Key changes that will affect most group health plans include:
- Annual and Lifetime Limitation Provisions Made Permanent. The Mental
Health Parity Act of 1996 prohibited group health plans from having
annual or lifetime dollar maximums for mental health benefits that were
lower than medical or surgical benefits. The Parity Act makes this
permanent.
- Parity for Substance Abuse Disorders Added. The Mental
Health Parity Act of 1996 applied only to mental health benefits. The
Parity Act expands those requirements to substance use disorder
benefits.
- Expansion of Parity Requirement to “Financial Requirements” and “Treatment Limitations”. While the Mental
Health Parity Act of 1996 required parity with regard to annual and
lifetime dollar maximums, it did not apply to a plan’s cost sharing
provisions, such as deductibles or co-pays, or to a plan’s terms
regarding the amount, duration or scope of mental health benefits. This
is why many group health plans currently have limits on mental health
benefits that are less favorable than medical or surgical benefits,
such as the number of office visits per year. The Parity Act removes
these disparities.
The new law requires that the “financial requirements” and
“treatment limitations” for mental health benefits and substance use
disorder benefits be no more restrictive than the most common or
frequent “financial requirements” or the “treatment limitations”

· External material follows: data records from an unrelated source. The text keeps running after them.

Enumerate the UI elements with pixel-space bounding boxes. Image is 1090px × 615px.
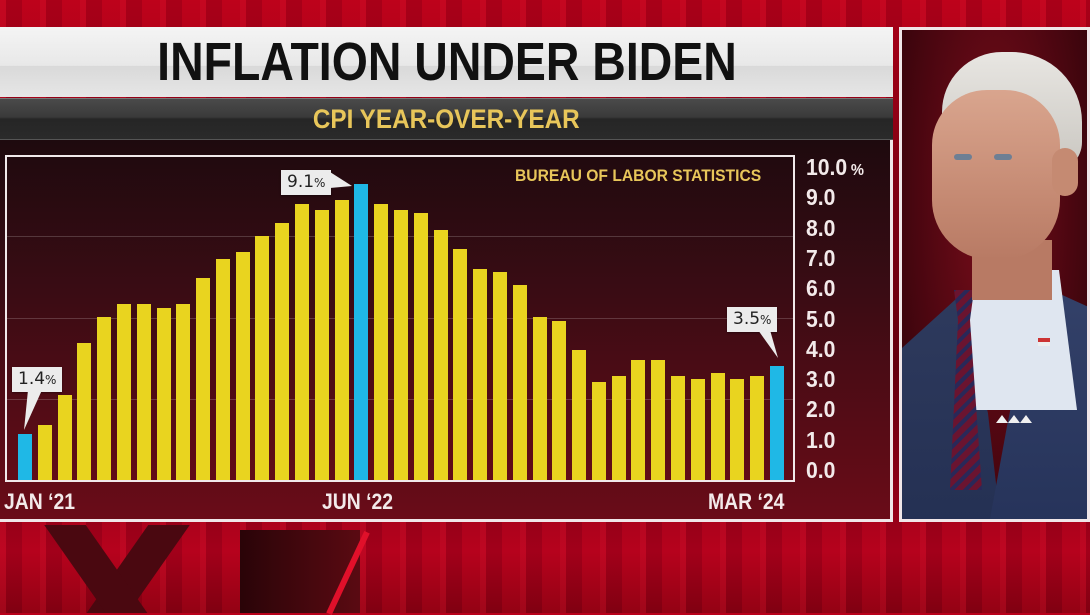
photo-panel [899, 27, 1090, 522]
y-tick-label: 10.0% [806, 154, 864, 180]
bar [77, 343, 91, 480]
bar [196, 278, 210, 480]
bar [315, 210, 329, 480]
bar [691, 379, 705, 480]
chart-subtitle: CPI YEAR-OVER-YEAR [313, 103, 580, 134]
bar [414, 213, 428, 480]
source-label: BUREAU OF LABOR STATISTICS [515, 166, 762, 185]
portrait-eye [994, 154, 1012, 160]
portrait-ear [1052, 148, 1078, 196]
subtitle-bar: CPI YEAR-OVER-YEAR [0, 98, 893, 141]
y-tick-label: 4.0 [806, 336, 836, 362]
bar [38, 425, 52, 480]
callout-unit: % [45, 373, 57, 387]
y-tick-label: 0.0 [806, 457, 836, 483]
y-tick-label: 1.0 [806, 427, 836, 453]
y-tick-label: 3.0 [806, 366, 836, 392]
callout-pointer-icon [24, 390, 42, 430]
bar [631, 360, 645, 480]
bar-highlighted [18, 434, 32, 480]
bar [137, 304, 151, 480]
callout-first-value: 1.4% [12, 367, 63, 392]
bar [711, 373, 725, 480]
y-tick-label: 9.0 [806, 184, 836, 210]
bar [473, 269, 487, 480]
y-axis-unit: % [850, 162, 864, 179]
y-tick-label: 8.0 [806, 215, 836, 241]
bar [750, 376, 764, 480]
callout-peak-value: 9.1% [281, 170, 332, 195]
callout-value: 3.5 [733, 309, 761, 329]
pocket-square [996, 415, 1032, 423]
bar [730, 379, 744, 480]
callout-unit: % [760, 313, 772, 327]
y-tick-label: 6.0 [806, 275, 836, 301]
bar [533, 317, 547, 480]
bar [552, 321, 566, 480]
title-bar: INFLATION UNDER BIDEN [0, 27, 893, 97]
x-tick-label: JUN ‘22 [322, 489, 394, 514]
callout-unit: % [314, 176, 326, 190]
callout-pointer-icon [330, 172, 352, 188]
y-tick-label: 7.0 [806, 245, 836, 271]
callout-pointer-icon [758, 330, 778, 358]
page-title: INFLATION UNDER BIDEN [156, 32, 737, 92]
bar [157, 308, 171, 480]
plot-frame [5, 155, 795, 482]
bar-highlighted [770, 366, 784, 480]
bar [255, 236, 269, 480]
bar [275, 223, 289, 480]
bar [671, 376, 685, 480]
flag-pin-icon [1038, 338, 1050, 346]
bar [513, 285, 527, 480]
bar [612, 376, 626, 480]
callout-last-value: 3.5% [727, 307, 778, 332]
bar [651, 360, 665, 480]
bar [592, 382, 606, 480]
bar [434, 230, 448, 480]
callout-value: 9.1 [287, 172, 315, 192]
background-block-graphic [240, 530, 360, 613]
bar [97, 317, 111, 480]
bar [216, 259, 230, 480]
y-tick-label: 5.0 [806, 306, 836, 332]
bar [374, 204, 388, 480]
background-x-graphic [30, 525, 230, 613]
bar [236, 252, 250, 480]
bar [295, 204, 309, 480]
portrait-face [932, 90, 1060, 260]
bar [58, 395, 72, 480]
portrait-eye [954, 154, 972, 160]
y-tick-label: 2.0 [806, 396, 836, 422]
bar [335, 200, 349, 480]
callout-value: 1.4 [18, 369, 46, 389]
bar-highlighted [354, 184, 368, 480]
bar [176, 304, 190, 480]
bar [572, 350, 586, 480]
bar [117, 304, 131, 480]
x-tick-label: MAR ‘24 [708, 489, 785, 514]
bar [394, 210, 408, 480]
x-tick-label: JAN ‘21 [4, 489, 76, 514]
bar [453, 249, 467, 480]
bar [493, 272, 507, 480]
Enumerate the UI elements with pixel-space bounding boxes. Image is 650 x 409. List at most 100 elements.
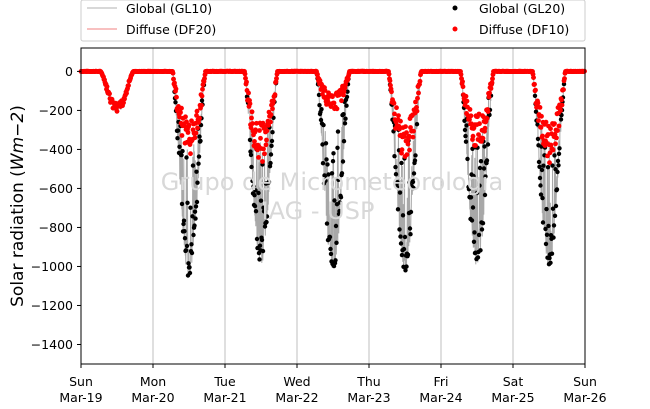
global-gl20-point: [547, 255, 552, 261]
global-gl20-point: [393, 164, 398, 170]
diffuse-df10-point: [194, 113, 199, 118]
diffuse-df10-point: [268, 119, 273, 125]
global-gl20-point: [546, 223, 551, 229]
x-tick-label-date: Mar-23: [347, 390, 390, 405]
diffuse-df10-point: [558, 108, 563, 113]
global-gl20-point: [343, 116, 348, 121]
diffuse-df10-point: [330, 94, 335, 100]
global-gl20-point: [319, 107, 324, 112]
global-gl20-point: [260, 248, 266, 254]
global-gl20-point: [184, 155, 189, 160]
diffuse-df10-point: [464, 98, 470, 104]
global-gl20-point: [341, 112, 346, 117]
global-gl20-point: [550, 206, 556, 211]
diffuse-df10-point: [552, 131, 558, 137]
diffuse-df10-point: [193, 130, 199, 136]
diffuse-df10-point: [399, 150, 404, 156]
diffuse-df10-point: [194, 108, 200, 114]
global-gl20-point: [269, 143, 274, 148]
global-gl20-point: [537, 175, 543, 181]
global-gl20-point: [198, 138, 203, 144]
global-gl20-point: [252, 203, 258, 209]
x-tick-label-date: Mar-20: [131, 390, 174, 405]
global-gl20-point: [344, 103, 349, 108]
diffuse-df10-point: [247, 101, 253, 107]
global-gl20-point: [333, 223, 339, 229]
diffuse-df10-point: [170, 70, 176, 76]
global-gl20-point: [270, 130, 275, 135]
diffuse-df10-point: [476, 132, 481, 138]
global-gl20-point: [476, 232, 482, 238]
diffuse-df10-point: [559, 102, 565, 108]
x-tick-label-day: Sun: [69, 374, 93, 389]
global-gl20-point: [329, 171, 335, 176]
global-gl20-point: [177, 144, 182, 149]
diffuse-df10-point: [559, 97, 564, 103]
diffuse-df10-point: [403, 124, 408, 129]
diffuse-df10-point: [334, 106, 340, 112]
diffuse-df10-point: [126, 83, 131, 88]
global-gl20-point: [405, 252, 411, 257]
diffuse-df10-point: [556, 123, 562, 129]
global-gl20-point: [400, 213, 406, 218]
global-gl20-point: [482, 144, 487, 149]
diffuse-df10-point: [404, 130, 409, 136]
diffuse-df10-point: [552, 121, 557, 126]
global-gl20-point: [334, 240, 339, 245]
global-gl20-point: [339, 171, 345, 176]
global-gl20-point: [478, 248, 483, 253]
diffuse-df10-point: [389, 89, 394, 95]
global-gl20-point: [549, 251, 555, 256]
diffuse-df10-point: [411, 128, 416, 134]
diffuse-df10-point: [200, 86, 205, 92]
global-gl20-point: [175, 136, 180, 141]
y-tick-label: −1000: [31, 259, 73, 274]
diffuse-df10-point: [179, 133, 185, 138]
diffuse-df10-point: [391, 100, 397, 106]
diffuse-df10-point: [179, 105, 184, 111]
diffuse-df10-point: [264, 128, 270, 134]
diffuse-df10-point: [398, 118, 403, 124]
global-gl20-point: [261, 209, 267, 214]
diffuse-df10-point: [253, 127, 258, 133]
global-gl20-point: [333, 258, 338, 263]
global-gl20-point: [561, 81, 567, 87]
global-gl20-point: [191, 232, 196, 238]
diffuse-df10-point: [387, 78, 393, 84]
y-tick-label: −400: [39, 142, 73, 157]
global-gl20-point: [183, 248, 189, 253]
diffuse-df10-point: [261, 146, 266, 152]
diffuse-df10-point: [260, 159, 265, 164]
diffuse-df10-point: [414, 108, 420, 114]
global-gl20-point: [324, 221, 330, 226]
global-gl20-point: [323, 141, 329, 146]
y-axis: 0 −200 −400 −600 −800 −1000 −1200 −1400: [31, 64, 81, 352]
global-gl20-point: [474, 190, 480, 196]
global-gl20-point: [323, 178, 328, 183]
global-gl20-point: [537, 164, 542, 169]
global-gl20-point: [331, 151, 336, 156]
diffuse-df10-point: [487, 90, 492, 96]
global-gl20-point: [195, 180, 200, 185]
global-gl20-point: [399, 160, 404, 166]
global-gl20-point: [552, 213, 558, 218]
diffuse-df10-point: [202, 76, 207, 81]
global-gl20-point: [551, 235, 556, 240]
diffuse-df10-point: [405, 141, 411, 147]
x-tick-label-date: Mar-22: [275, 390, 318, 405]
diffuse-df10-point: [263, 142, 269, 148]
global-gl20-point: [410, 179, 416, 185]
global-gl20-point: [463, 139, 469, 144]
diffuse-df10-point: [252, 139, 257, 144]
diffuse-df10-point: [392, 111, 397, 117]
global-gl20-point: [477, 165, 483, 171]
legend-swatch-global-gl20: [452, 5, 458, 11]
diffuse-df10-point: [268, 112, 274, 118]
diffuse-df10-point: [540, 133, 545, 139]
global-gl20-point: [328, 246, 333, 252]
global-gl20-point: [326, 172, 331, 177]
global-gl20-point: [187, 270, 193, 276]
diffuse-df10-point: [249, 115, 254, 121]
diffuse-df10-point: [174, 94, 179, 100]
diffuse-df10-point: [417, 78, 423, 84]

applicable to substantially all medical and surgical benefits under the
plan. The new law defines "financial requirements" to include
deductibles, co-payments, co-insurance, and out-of-pocket expenses, and
"treatment limitations" to include limits on the frequency of
treatment, number of visits, days of coverage, and other limits on the
scope or duration of treatment.
- Medical Necessity Criteria and Benefit Denial Information to be Made Available. The new
law requires plan administrators, upon request, to provide the criteria
used for medical necessity determinations made with respect to mental
health benefits and substance use disorder benefits, as well as the
reasons for denials of benefits. Regulations are expected to direct how
this information must be provided.
- Out-of-Network Providers. Under
the Parity Act, plans that cover medical/surgical services provided by
out-of-network providers generally must also permit mental health and
substance use disorder benefits to be provided by out-of-network
providers.
Small Employer and Cost Exemption
Like the Mental Health Parity Act of 1996, the Parity Act does not
apply to group health plans that are sponsored by “small employers.”
For the purpose of the Parity Act, a small employer generally means an
employer that employs 50 or fewer employees on average during the prior
calendar year. However, in determining the number of employees,
employers must include the employees of certain related employers under
special aggregation rules, a consideration often missed by many smaller
companies.
Plans can seek a one-year exemption from the Parity Act if their
costs increase by at least a certain percentage because of the Act’s
requirements (2% in the first plan year the law applies to the plan and
1% for all subsequent years).
However, it appears that obtaining the exemption will be
complicated, costly and time consuming. For example, an actuary must
make and certify in writing the determination of whether the cost
increase is sufficient to meet the exemption, and the records on which
the determination is made must be maintained for six years. If
successful in obtaining the exemption, the plan must notify the
Secretary of Labor, plan participants and beneficiaries, and certain
state agencies, where applicable. For six years following the notice,
the books and records of the plan concerning the exemption would be
subject to audit by the Secretary of Labor and certain state agencies.